Abstract

Several kinds of acrylic-acid-grafted-starch (starch/AAc) hydrogels were prepared at room temperature (27°C) by applying 5, 10, 15, 20, and 25 kGy of gamma radiation to 15% AAc aqueous solutions containing 5, 7.5, and 15% of starch. With increment of the radiation dose, gel fraction became higher and attained the maximum (96.5%) at 15 kGy, above which the fraction got lowered. On the other hand, the gel fraction monotonically increased with the starch content. Swelling ratios were lower for the starch/AAc hydrogels prepared with higher gamma-ray doses and so with larger starch contents. Significant promotions of the swelling ratios were demonstrated by hydrolysis with NaOH: for 15 kGy radiation-dosed [5% starch/15% AAc] hydrogel, while the maximum swelling ratio was ~200% for those without the treatment. The authors further investigated the availability of the starch/AAc hydrogel as an adsorbent recovering dye waste from the industrial effluents by adopting methylene blue as a model material; the hydrogels showed high dye-capturing coefficients which increase with the starch ratio. The optimum dye adsorption was found to be 576 mg per g of the hydrogel having 7.5 starch and 15% AAc composition. Two kinetic models, (i) pseudo-first-order and (ii) pseudo-second-order kinetic models, were applied to test the experimental data. The latter provided the best correlation of the experimental data compared to the pseudo-first-order model.

1. Introduction

Hydrogels can be defined as hydrophilic polymer networks that can retain a significant amount of water within their structures and can swell without dissolving in water. The hydrogels which can absorb very large amount of water and hold it even under pressure are called superabsorbent hydrogels [1]. So far, two general classes of hydrogel are mentioned in the literature. One is physical gels or pseudo gels and the other is chemical gels. Physical gels are nonpermanent and possible to convert in polymer solution by heating, while chemical gels are permanent and usually composed of covalently bonded cross-linking network. Many applications of hydrogels are already mentioned in the literature. The most successful and promising use is in the field of medicine, pharmacy, and tissue engineering [2, 3]. Due to their high water absorption capacity and biocompatibility properties, they have been used in wound dressing, drug delivery, agriculture, and dye adsorption, as well as a number of commercially available products: contact sanitary pads, transdermal systems, dental materials, implants, injectable polymeric systems, ophthalmic applications, and hybrid-type organs (encapsulated living cells) [47]. Recently, many researchers have focused on modifying hydrogels with a view to enhance their water absorbency, network strength, and absorption rate [8, 9]. Starch, a specimen in the present study, can be a good natural-polymer superabsorbent because of containing a large number of hydrophilic groups (−OH) and having adequate properties for practical use (such as renewable, very cheap, and biodegradable) [10].

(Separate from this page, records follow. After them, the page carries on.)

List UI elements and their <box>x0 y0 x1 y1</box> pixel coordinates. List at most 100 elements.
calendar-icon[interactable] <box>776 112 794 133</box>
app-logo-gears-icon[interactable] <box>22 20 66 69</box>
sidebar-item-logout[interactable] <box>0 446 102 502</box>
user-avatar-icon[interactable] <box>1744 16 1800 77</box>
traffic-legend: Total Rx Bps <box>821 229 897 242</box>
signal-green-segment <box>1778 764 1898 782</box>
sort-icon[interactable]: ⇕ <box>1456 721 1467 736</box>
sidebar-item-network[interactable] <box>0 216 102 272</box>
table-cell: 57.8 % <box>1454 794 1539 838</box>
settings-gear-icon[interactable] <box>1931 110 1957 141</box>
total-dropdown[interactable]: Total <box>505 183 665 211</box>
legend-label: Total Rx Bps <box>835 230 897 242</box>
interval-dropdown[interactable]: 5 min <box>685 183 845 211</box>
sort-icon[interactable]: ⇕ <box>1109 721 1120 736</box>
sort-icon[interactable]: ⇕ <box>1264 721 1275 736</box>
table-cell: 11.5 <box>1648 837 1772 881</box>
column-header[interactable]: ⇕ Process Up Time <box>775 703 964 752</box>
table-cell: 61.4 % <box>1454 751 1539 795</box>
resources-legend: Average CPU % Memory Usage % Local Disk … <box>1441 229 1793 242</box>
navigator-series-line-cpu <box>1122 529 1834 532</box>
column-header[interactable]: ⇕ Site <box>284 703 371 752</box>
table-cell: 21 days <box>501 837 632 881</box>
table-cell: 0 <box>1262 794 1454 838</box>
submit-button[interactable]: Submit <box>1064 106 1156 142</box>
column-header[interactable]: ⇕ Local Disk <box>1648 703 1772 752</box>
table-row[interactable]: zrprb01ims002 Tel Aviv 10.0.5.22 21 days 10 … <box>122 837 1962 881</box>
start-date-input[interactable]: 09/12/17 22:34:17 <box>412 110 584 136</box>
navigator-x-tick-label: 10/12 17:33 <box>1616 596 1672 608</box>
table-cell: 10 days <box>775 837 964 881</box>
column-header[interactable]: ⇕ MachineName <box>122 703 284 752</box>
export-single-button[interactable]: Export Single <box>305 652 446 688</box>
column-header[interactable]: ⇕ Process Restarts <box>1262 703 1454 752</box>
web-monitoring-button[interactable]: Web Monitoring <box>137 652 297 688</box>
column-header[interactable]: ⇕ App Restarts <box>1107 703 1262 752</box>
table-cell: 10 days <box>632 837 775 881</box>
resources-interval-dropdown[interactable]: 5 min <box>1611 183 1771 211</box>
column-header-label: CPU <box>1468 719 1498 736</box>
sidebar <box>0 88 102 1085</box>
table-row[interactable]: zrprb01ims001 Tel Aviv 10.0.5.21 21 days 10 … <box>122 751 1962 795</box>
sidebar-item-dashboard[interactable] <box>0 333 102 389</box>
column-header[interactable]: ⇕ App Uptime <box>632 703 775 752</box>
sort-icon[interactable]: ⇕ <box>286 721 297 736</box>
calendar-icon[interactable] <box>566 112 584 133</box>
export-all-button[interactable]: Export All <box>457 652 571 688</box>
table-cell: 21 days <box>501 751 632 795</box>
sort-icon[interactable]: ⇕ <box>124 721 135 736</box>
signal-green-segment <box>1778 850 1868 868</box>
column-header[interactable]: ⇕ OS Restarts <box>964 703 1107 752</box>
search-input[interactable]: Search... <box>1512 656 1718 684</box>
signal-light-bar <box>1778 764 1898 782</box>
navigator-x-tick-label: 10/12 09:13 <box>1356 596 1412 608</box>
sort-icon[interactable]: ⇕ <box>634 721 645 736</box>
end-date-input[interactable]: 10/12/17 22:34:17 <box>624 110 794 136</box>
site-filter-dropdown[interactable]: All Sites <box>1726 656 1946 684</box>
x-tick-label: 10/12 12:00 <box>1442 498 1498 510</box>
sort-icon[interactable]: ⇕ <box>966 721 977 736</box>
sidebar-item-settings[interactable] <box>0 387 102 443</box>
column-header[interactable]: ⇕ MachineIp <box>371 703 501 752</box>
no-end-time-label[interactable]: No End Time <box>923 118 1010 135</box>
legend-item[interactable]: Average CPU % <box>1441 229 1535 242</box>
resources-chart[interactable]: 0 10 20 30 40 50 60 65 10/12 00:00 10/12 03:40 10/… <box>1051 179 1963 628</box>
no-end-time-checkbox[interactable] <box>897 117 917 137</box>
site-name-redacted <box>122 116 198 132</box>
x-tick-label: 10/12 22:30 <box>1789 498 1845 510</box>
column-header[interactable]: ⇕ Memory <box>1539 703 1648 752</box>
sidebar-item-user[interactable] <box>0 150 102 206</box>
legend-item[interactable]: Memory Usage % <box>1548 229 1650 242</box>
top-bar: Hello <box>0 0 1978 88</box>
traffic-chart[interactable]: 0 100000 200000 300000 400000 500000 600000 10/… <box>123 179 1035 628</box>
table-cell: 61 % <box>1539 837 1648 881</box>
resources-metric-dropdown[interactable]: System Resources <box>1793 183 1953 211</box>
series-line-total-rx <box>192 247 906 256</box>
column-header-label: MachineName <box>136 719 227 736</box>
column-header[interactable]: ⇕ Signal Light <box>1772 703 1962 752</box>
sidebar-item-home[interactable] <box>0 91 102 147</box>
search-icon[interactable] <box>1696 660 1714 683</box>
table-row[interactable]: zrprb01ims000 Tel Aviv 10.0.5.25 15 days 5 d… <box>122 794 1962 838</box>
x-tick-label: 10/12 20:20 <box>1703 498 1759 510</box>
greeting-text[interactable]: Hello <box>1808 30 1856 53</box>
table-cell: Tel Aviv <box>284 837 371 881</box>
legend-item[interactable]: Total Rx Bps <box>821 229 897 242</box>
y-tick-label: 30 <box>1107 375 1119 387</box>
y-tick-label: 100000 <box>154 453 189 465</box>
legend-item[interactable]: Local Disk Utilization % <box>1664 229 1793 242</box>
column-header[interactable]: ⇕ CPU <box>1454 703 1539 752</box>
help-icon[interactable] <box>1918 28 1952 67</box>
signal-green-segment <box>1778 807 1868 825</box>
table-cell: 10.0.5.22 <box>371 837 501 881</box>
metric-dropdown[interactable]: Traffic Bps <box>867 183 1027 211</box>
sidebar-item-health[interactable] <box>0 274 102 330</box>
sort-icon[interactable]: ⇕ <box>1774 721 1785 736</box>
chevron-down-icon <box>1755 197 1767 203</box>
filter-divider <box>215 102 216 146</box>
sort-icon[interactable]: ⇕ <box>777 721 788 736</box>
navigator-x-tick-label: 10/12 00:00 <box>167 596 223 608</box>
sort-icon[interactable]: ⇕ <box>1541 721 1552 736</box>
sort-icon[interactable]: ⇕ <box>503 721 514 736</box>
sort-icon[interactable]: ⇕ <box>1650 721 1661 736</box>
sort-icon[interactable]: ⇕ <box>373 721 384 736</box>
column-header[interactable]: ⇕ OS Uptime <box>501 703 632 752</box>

Radiation-induced processes, in which radiation-energy-absorbed backbone polymer generally initiates a free radical process, have many advantages over other conventional methods [2, 9]. In the radiation synthesis of hydrogel from polymer solution, there is no necessity to add catalysts, initiators, cross-linkers, and so forth which are possibly harmful and difficult to remove. In addition, these processes discharge almost no waste and can be carried out with relatively low costs. Swelling behavior of acrylic-acid-grafted hydrogel can be improved by treatment with alkaline solution [11]. By these reasons, the authors adopted an irradiation synthesis method for synthesizing hydrogels in the present study. So far, the radiation grafting of acrylamide, acrylonitrile, methacrylonitrile, alkyl methacrylate, and vinyl ketones 2-dimethylaminoethylmethacrylate onto starch was investigated intensively [12]; however, there are almost no investigations on starch’s property change by the grafting of acrylic acid (AAc) by low-dose gamma radiation.

Water pollution is a serious problem nowadays. Different bioadsorbents are being used to remove the water soluble dyes from water [13]. Hydrogel is one of the best candidates for removing soluble dyes from water.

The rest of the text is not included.